O Movimento de Resistência Islâmica (Hamas, na sigla em árabe) saudou a realização das eleições municipais em Deir al-Balah, no centro da Faixa de Gaza, as primeiras em uma cidade do território palestino desde 2007. A votação ocorreu no sábado (25) e escolheu 15 integrantes do conselho municipal.
O porta-voz do partido palestino, Hazem Qassem, classificou a eleição como “um passo positivo e importante” e defendeu que o processo seja ampliado para toda a Faixa de Gaza.
“A realização das eleições municipais em Deir al-Balah é um passo positivo e importante, e esperamos que se amplie para abranger todas as províncias da Faixa de Gaza”, declarou Qassem neste domingo (26).
O porta-voz também defendeu a realização de eleições legislativas e presidenciais nos territórios palestinos. As últimas eleições legislativas palestinas foram realizadas em 2006, quando o Hamas conquistou a maioria das cadeiras. No ano seguinte, o partido assumiu o governo da Faixa de Gaza. Desde então, o território não realizava eleições municipais.

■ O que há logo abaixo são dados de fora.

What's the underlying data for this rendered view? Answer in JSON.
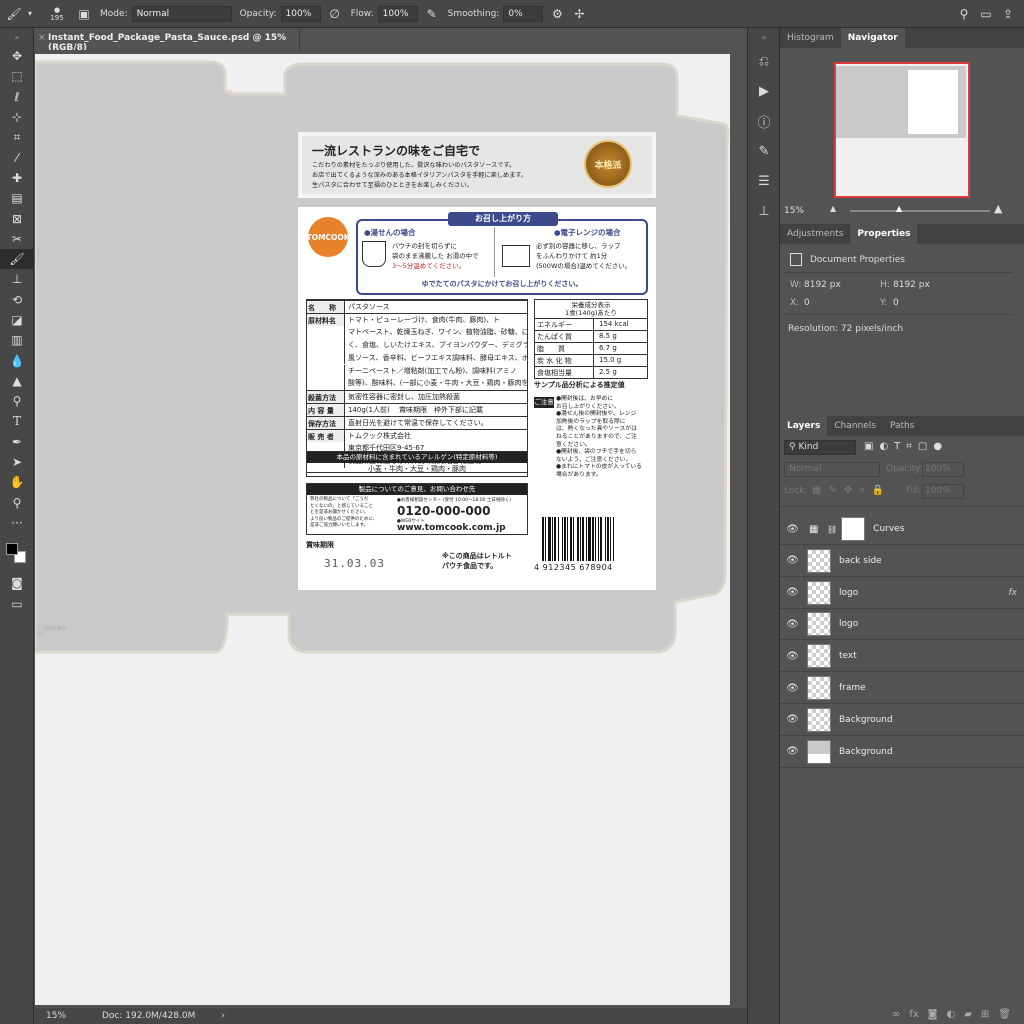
{
  "options_bar": {
    "brush_size": "195",
    "mode_label": "Mode:",
    "mode_value": "Normal",
    "opacity_label": "Opacity:",
    "opacity_value": "100%",
    "flow_label": "Flow:",
    "flow_value": "100%",
    "smoothing_label": "Smoothing:",
    "smoothing_value": "0%"
  },
  "document": {
    "tab_title": "Instant_Food_Package_Pasta_Sauce.psd @ 15% (RGB/8)",
    "close_glyph": "×"
  },
  "status_bar": {
    "zoom": "15%",
    "doc_info": "Doc: 192.0M/428.0M",
    "arrow": "›"
  },
  "panels": {
    "top_tabs": [
      "Histogram",
      "Navigator"
    ],
    "navigator_zoom": "15%",
    "mid_tabs": [
      "Adjustments",
      "Properties"
    ],
    "properties": {
      "title": "Document Properties",
      "w_label": "W:",
      "w_value": "8192 px",
      "h_label": "H:",
      "h_value": "8192 px",
      "x_label": "X:",
      "x_value": "0",
      "y_label": "Y:",
      "y_value": "0",
      "resolution": "Resolution: 72 pixels/inch"
    },
    "layer_tabs": [
      "Layers",
      "Channels",
      "Paths"
    ],
    "layers_controls": {
      "kind": "Kind",
      "blend": "Normal",
      "opacity_label": "Opacity:",
      "opacity_value": "100%",
      "lock_label": "Lock:",
      "fill_label": "Fill:",
      "fill_value": "100%"
    },
    "layers": [
      {
        "name": "Curves",
        "fx": ""
      },
      {
        "name": "back side",
        "fx": ""
      },
      {
        "name": "logo",
        "fx": "fx"
      },
      {
        "name": "logo",
        "fx": ""
      },
      {
        "name": "text",
        "fx": ""
      },
      {
        "name": "frame",
        "fx": ""
      },
      {
        "name": "Background",
        "fx": ""
      },
      {
        "name": "Background",
        "fx": ""
      }
    ]
  },
  "package": {
    "header_title": "一流レストランの味をご自宅で",
    "header_body": [
      "こだわりの素材をたっぷり使用した、贅沢な味わいのパスタソースです。",
      "お店で出てくるような深みのある本格イタリアンパスタを手軽に楽しめます。",
      "生パスタに合わせて至福のひとときをお楽しみください。"
    ],
    "seal_text": "本格派",
    "brand": "TOMCOOK",
    "howto_title": "お召し上がり方",
    "boil_title": "●湯せんの場合",
    "boil_text": [
      "パウチの封を切らずに",
      "袋のまま沸騰した お湯の中で",
      "3〜5分温めてください。"
    ],
    "micro_title": "●電子レンジの場合",
    "micro_text": [
      "必ず別の容器に移し、ラップ",
      "をふんわりかけて 約1分",
      "(500Wの場合)温めてください。"
    ],
    "howto_footer": "ゆでたてのパスタにかけてお召し上がりください。",
    "info_rows": [
      {
        "k": "名　　称",
        "v": "パスタソース"
      },
      {
        "k": "原材料名",
        "v": "トマト・ピューレーづけ、食肉(牛肉、豚肉)、ト"
      },
      {
        "k": "",
        "v": "マトペースト、乾燥玉ねぎ、ワイン、植物油脂、砂糖、にんに"
      },
      {
        "k": "",
        "v": "く、食塩、しいたけエキス、ブイヨンパウダー、デミグラス"
      },
      {
        "k": "",
        "v": "風ソース、香辛料、ビーフエキス調味料、酵母エキス、ポル"
      },
      {
        "k": "",
        "v": "チーニペースト／増粘剤(加工でん粉)、調味料(アミノ"
      },
      {
        "k": "",
        "v": "酸等)、酸味料、(一部に小麦・牛肉・大豆・鶏肉・豚肉を含む)"
      },
      {
        "k": "殺菌方法",
        "v": "気密性容器に密封し、加圧加熱殺菌"
      },
      {
        "k": "内 容 量",
        "v": "140g(1人前)　 賞味期限　枠外下部に記載"
      },
      {
        "k": "保存方法",
        "v": "直射日光を避けて常温で保存してください。"
      },
      {
        "k": "販 売 者",
        "v": "トムクック株式会社"
      },
      {
        "k": "",
        "v": "東京都千代田区9-45-67"
      },
      {
        "k": "",
        "v": "製造所固有記号は枠外賞味期限右部に記載"
      }
    ],
    "nutrition_title": "栄養成分表示",
    "nutrition_sub": "1食(140g)あたり",
    "nutrition": [
      {
        "k": "エネルギー",
        "v": "154 kcal"
      },
      {
        "k": "たんぱく質",
        "v": "8.5 g"
      },
      {
        "k": "脂　　質",
        "v": "6.7 g"
      },
      {
        "k": "炭 水 化 物",
        "v": "15.0 g"
      },
      {
        "k": "食塩相当量",
        "v": "2.5 g"
      }
    ],
    "nutrition_note": "サンプル品分析による推定値",
    "caution_label": "ご注意",
    "caution_text": [
      "●開封後は、お早めに",
      "お召し上がりください。",
      "●湯せん後の開封後や、レンジ",
      "加熱後のラップを取る際に",
      "は、熱くなった具やソースがは",
      "ねることがありますので、ご注",
      "意ください。",
      "●開封後、袋のフチで手を切ら",
      "ないよう、ご注意ください。",
      "●まれにトマトの皮が入っている",
      "場合があります。"
    ],
    "allergen_title": "本品の原材料に含まれているアレルゲン(特定原材料等)",
    "allergen_list": "小麦・牛肉・大豆・鶏肉・豚肉",
    "contact_title": "製品についてのご意見、お問い合わせ先",
    "contact_left": [
      "弊社の製品について「ごうだ",
      "たくないの」と感じていること",
      "とを是非お聞かせください。",
      "より良い製品のご提供のために、",
      "是非ご協力願いいたします。"
    ],
    "contact_center": "●お客様相談センター (受付 10:00〜18:00 土日祝除く)",
    "phone": "0120-000-000",
    "web_label": "●WEBサイト",
    "url": "www.tomcook.com.jp",
    "expiry_label": "賞味期限",
    "expiry_date": "31.03.03",
    "retort_note": [
      "※この商品はレトルト",
      "パウチ食品です。"
    ],
    "barcode_number": "4 912345 678904",
    "side_tiny": [
      "しの部分後の",
      "5%"
    ]
  }
}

A votação em Deir al-Balah ocorreu apesar de a legislação palestina exigir que os candidatos reconheçam a Organização para a Libertação da Palestina (OLP) como “único representante legítimo” do povo palestino. O Hamas rejeita essa condição.
As declarações de Qassem ocorreram no mesmo período em que o primeiro-ministro palestino Mohammad Mustafa afirmou que o êxito das eleições locais na Cisjordânia e em parte da Faixa de Gaza “constitui um primeiro passo importante dentro de um processo nacional mais amplo, voltado a consolidar a vida democrática e fortalecer a resistência das instituições nacionais”.
A defesa de eleições legislativas e presidenciais pelo Hamas renova o apelo pelo fim da divisão palestina aberta desde 2007. A votação também ocorre em meio à agressão de “Israel” contra a Faixa de Gaza, iniciada em outubro de 2023. Mesmo sob guerra, destruição e bloqueio, a realização de eleições locais em Deir al-Balah foi apresentada pelo Hamas como um passo para reorganizar a vida política palestina e ampliar a participação popular nas instituições do território.